Bio-Rad provides an intensive TeSeE® ELISA training program for technical and scientific personnel at their laboratory in Marnes, France, in order to quality assure the reliability of the TeSeE® ELISA for diagnosing TSEs. However, equivalent training was provided for Agri-Food Laboratories Branch (AFLB) technical and scientific staff by Bio-Rad scientists and engineers at the CFIA National BSE and National CWD/Scrapie Reference Laboratories, as well as on-site during the set up of the TSE rapid test laboratory in Edmonton.

Evaluation of the Bio-Rad TeSeE® ELISA for diagnosing TSEs in Alberta

In order to satisfy CFIA quality assurance requirements and ISO 17025 accreditation requirements when laboratories plan to adopt a new diagnostic test, the FSD collaborated with the CFIA CWD/Scrapie Reference Laboratory and the Veterinary Diagnostic Laboratory at the University of Colorado in conducting inter-laboratory analytical and field studies to evaluate the sensitivity, specificity and reliability of the Bio-Rad TeSeE® ELISA for diagnosing CWD in elk and deer. The results of the evaluation studies were excellent. Similar inter-laboratory field evaluation studies for diagnosing BSE in cattle (FSD & CFIA BSE Reference Laboratory) and scrapie in sheep (FSD & CFIA CWD/Scrapie Reference Laboratory), using the Bio-Rad TeSeE® ELISA, are in progress and will be completed in early 2004. Manuscripts of the evaluation studies will be submitted for publication in a peer-reviewed scientific journal in 2004.

Commencement of TSE rapid testing by Alberta Agriculture, Food and Rural Development

Three additional laboratory technicians were hired in January 2004 to staff the TSE rapid test laboratory and were trained by the laboratory scientists of the Immunology/Virology Work Unit, AFLB. Testing surveillance cervids for CWD, using the Bio-Rad TeSeE® ELISA, began on February 5, 2004. During the last 2 weeks of February, 800 cervid samples were screened for CWD. There have been no ELISA positive reactors to date. Testing surveillance cattle for BSE, using the Bio-Rad TeSeE® ELISA, began on March 5, 2004.

Edmonton’s TSE rapid test laboratory is the first provincial laboratory to be certified by the CFIA to use the Bio-Rad TeSeE® ELISA as a diagnostic screening test for CWD and BSE surveillance. The Bio-Rad TeSeE® ELISA is currently the only rapid test approved by the CFIA for screening both cervids for CWD and cattle for BSE. The Edmonton laboratory currently has the highest testing capacity of any TSE laboratory in Canada.

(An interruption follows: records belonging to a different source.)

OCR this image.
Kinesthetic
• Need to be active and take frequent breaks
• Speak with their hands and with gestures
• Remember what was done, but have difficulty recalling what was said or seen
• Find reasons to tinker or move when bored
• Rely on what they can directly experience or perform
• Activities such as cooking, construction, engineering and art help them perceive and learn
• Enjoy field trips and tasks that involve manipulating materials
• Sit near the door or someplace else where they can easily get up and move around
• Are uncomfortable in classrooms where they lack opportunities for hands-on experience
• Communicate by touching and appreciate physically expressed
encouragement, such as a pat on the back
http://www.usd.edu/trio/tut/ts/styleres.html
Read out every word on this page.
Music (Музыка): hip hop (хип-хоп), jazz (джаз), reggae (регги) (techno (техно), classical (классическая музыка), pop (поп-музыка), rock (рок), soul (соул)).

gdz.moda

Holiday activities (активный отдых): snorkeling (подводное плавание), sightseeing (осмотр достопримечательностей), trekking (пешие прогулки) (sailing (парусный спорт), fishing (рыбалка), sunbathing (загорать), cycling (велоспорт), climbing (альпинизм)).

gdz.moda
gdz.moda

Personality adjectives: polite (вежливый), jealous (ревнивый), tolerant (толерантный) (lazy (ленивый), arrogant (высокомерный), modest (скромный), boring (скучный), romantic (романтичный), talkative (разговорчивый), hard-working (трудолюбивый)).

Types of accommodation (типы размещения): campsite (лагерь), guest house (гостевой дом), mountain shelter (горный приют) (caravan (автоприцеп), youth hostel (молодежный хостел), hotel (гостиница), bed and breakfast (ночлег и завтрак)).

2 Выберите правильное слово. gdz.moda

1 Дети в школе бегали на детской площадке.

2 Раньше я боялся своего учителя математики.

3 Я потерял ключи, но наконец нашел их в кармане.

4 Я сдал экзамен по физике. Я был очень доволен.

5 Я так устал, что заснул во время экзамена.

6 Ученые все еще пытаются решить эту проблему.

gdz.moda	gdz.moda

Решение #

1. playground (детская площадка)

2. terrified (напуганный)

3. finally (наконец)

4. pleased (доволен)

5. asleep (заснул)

TSE rapid testing capacity

Using the Bio-Rad TeSeE® ELISA, with automation, the Edmonton TSE rapid test laboratory has a current capacity of approximately 50,000 to 75,000 tests per year. With the current laboratory staff, enhancements to the database and further automation of the test procedure and specimen bar code system will allow a higher testing capacity, if required.

Turn-around-time for test results

Based on a 7.5 hour testing time, and the time required for thawing frozen samples, sampling, shipping samples from FSD regional laboratories to the Edmonton laboratory and reporting, the turn-around- time for the rapid test results is estimated to be 5 working days, from the time the specimen arrives at the laboratory until test results are reported.